University of Shaoxing

Ischemia-reperfusion (I/R) injury plays a pivotal role in the pathogenesis of pressure ulcer formation. In I/R microenvironments, mitophagy serves as an essential cellular self-protection mechanism for clearing damaged mitochondria and preventing apoptosis and inflammatory responses; the HIF-1α/BNIP3 signaling pathway acts as the central hub regulating this process.

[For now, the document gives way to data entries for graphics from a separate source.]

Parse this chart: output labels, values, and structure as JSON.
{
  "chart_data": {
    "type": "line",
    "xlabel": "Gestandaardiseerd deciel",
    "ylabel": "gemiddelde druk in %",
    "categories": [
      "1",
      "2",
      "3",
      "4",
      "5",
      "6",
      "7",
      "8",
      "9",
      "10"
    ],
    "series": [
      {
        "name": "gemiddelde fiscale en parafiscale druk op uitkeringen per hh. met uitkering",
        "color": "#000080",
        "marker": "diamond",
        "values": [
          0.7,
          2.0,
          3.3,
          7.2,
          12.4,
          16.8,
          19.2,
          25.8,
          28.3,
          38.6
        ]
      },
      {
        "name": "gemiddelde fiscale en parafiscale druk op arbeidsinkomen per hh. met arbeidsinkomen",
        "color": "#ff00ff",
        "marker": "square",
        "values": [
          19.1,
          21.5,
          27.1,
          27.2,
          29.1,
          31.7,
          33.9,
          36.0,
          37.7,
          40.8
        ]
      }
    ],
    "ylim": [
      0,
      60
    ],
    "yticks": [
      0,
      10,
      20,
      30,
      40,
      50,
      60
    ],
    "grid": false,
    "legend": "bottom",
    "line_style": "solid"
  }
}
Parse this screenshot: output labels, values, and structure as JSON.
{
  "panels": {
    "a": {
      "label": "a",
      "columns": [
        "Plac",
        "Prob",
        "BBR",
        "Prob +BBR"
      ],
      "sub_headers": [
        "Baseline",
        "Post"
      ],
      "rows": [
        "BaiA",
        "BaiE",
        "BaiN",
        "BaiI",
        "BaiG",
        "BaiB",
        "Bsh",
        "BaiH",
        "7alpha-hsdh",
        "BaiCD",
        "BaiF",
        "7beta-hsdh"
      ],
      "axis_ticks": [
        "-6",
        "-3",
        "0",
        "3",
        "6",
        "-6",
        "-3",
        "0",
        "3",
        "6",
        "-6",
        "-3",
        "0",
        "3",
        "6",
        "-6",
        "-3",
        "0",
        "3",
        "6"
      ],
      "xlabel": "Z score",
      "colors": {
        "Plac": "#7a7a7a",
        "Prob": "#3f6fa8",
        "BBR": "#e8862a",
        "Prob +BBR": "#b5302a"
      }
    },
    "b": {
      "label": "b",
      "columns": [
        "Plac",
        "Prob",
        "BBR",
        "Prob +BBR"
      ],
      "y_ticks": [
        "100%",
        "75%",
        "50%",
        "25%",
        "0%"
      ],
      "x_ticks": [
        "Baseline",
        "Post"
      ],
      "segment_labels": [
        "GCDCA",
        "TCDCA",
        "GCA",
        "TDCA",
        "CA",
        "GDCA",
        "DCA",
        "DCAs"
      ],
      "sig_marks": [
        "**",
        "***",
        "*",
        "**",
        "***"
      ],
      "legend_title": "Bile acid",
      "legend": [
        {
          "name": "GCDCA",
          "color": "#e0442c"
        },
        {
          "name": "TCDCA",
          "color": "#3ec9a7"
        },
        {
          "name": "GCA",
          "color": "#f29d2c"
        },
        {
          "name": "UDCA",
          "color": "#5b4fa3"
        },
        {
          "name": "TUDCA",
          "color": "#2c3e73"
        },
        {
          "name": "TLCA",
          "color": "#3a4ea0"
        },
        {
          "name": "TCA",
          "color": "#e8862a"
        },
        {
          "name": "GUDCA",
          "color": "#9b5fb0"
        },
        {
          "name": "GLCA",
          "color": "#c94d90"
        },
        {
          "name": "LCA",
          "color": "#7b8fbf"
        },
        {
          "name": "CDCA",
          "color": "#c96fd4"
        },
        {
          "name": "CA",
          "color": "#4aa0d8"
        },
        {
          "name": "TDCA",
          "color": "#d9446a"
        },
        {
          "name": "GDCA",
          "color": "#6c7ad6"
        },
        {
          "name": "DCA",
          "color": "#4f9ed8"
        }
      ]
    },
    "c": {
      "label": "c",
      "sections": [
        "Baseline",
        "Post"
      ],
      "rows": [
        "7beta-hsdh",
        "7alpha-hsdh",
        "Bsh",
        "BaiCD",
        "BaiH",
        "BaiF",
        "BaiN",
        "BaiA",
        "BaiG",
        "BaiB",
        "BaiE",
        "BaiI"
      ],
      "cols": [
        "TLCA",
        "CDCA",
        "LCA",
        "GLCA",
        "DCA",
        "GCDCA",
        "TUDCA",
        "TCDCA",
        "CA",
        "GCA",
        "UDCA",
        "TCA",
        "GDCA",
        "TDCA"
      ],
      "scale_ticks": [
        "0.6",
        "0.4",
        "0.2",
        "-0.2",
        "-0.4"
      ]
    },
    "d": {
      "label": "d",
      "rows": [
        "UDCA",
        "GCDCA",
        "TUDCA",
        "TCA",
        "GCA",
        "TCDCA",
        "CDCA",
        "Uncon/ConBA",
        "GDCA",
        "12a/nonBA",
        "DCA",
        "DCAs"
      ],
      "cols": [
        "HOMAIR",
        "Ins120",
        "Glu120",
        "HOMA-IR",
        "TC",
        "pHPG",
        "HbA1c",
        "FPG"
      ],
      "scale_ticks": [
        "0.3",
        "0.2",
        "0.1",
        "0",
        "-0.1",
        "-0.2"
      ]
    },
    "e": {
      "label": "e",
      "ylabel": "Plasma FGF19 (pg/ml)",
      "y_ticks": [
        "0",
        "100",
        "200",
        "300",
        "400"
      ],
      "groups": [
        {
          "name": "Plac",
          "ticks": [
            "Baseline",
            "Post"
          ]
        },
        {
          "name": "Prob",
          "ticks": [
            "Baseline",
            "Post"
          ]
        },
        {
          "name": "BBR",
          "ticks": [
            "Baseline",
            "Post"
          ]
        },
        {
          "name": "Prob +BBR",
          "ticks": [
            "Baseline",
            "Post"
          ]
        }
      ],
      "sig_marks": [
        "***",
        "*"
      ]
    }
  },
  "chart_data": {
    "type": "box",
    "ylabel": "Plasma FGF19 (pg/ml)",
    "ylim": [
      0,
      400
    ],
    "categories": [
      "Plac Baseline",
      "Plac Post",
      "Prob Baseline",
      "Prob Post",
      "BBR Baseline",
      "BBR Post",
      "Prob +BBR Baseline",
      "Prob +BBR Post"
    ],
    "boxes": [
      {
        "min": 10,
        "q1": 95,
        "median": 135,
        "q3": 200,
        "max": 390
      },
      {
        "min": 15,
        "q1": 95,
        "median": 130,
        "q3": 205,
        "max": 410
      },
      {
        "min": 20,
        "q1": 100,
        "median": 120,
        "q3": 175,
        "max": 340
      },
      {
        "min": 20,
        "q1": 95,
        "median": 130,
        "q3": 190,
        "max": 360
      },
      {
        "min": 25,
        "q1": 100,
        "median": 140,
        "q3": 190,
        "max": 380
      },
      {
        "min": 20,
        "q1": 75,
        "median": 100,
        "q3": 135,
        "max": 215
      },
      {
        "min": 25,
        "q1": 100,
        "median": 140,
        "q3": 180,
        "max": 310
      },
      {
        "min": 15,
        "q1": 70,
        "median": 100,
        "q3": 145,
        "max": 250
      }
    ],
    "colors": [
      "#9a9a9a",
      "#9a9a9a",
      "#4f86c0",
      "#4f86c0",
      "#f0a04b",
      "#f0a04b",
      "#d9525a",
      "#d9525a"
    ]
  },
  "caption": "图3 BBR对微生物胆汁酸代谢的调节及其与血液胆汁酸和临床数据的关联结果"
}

Thioredoxin (TRX), a critical redox-regulatory protein, has shown protective effects in I/R-related diseases, but its role in cutaneous I/R injury remains unclear. In this study, we investigated whether recombinant human TRX (rhTRX) alleviates I/R-induced skin injury and explored the underlying mechanisms using a murine pressure ulcer model and an in vitro keratinocyte I/R model. rhTRX treatment significantly reduced tissue damage, neutrophil infiltration, and the levels of pro-inflammatory cytokines (IL-1β, TNF-α, IL-6), the oxidative stress marker 8-OHdG, and apoptosis-related proteins (BAX, cleaved caspase-3), while increasing BCL-2 expression. Mechanistically, rhTRX suppressed intracellular ROS production and increased GSH level, it also inhibited MAPK/NF-κB signaling, thereby attenuating mitochondria-mediated inflammation and apoptosis. In addition, rhTRX preserved mitochondrial integrity by reducing cytochrome c and mitochondrial DNA release. Notably, rhTRX enhanced HIF-1α/BNIP3/LC3II-dependent mitophagy, and HIF-1α silencing partially abolished these protective effects. In conclusion, rhTRX mitigates cutaneous I/R injury by reducing oxidative stress and inflammation and by promoting mitophagy-mediated mitochondrial quality control. These findings suggest that topical TRX represents a potential therapeutic strategy for pressure ulcer prevention and treatment.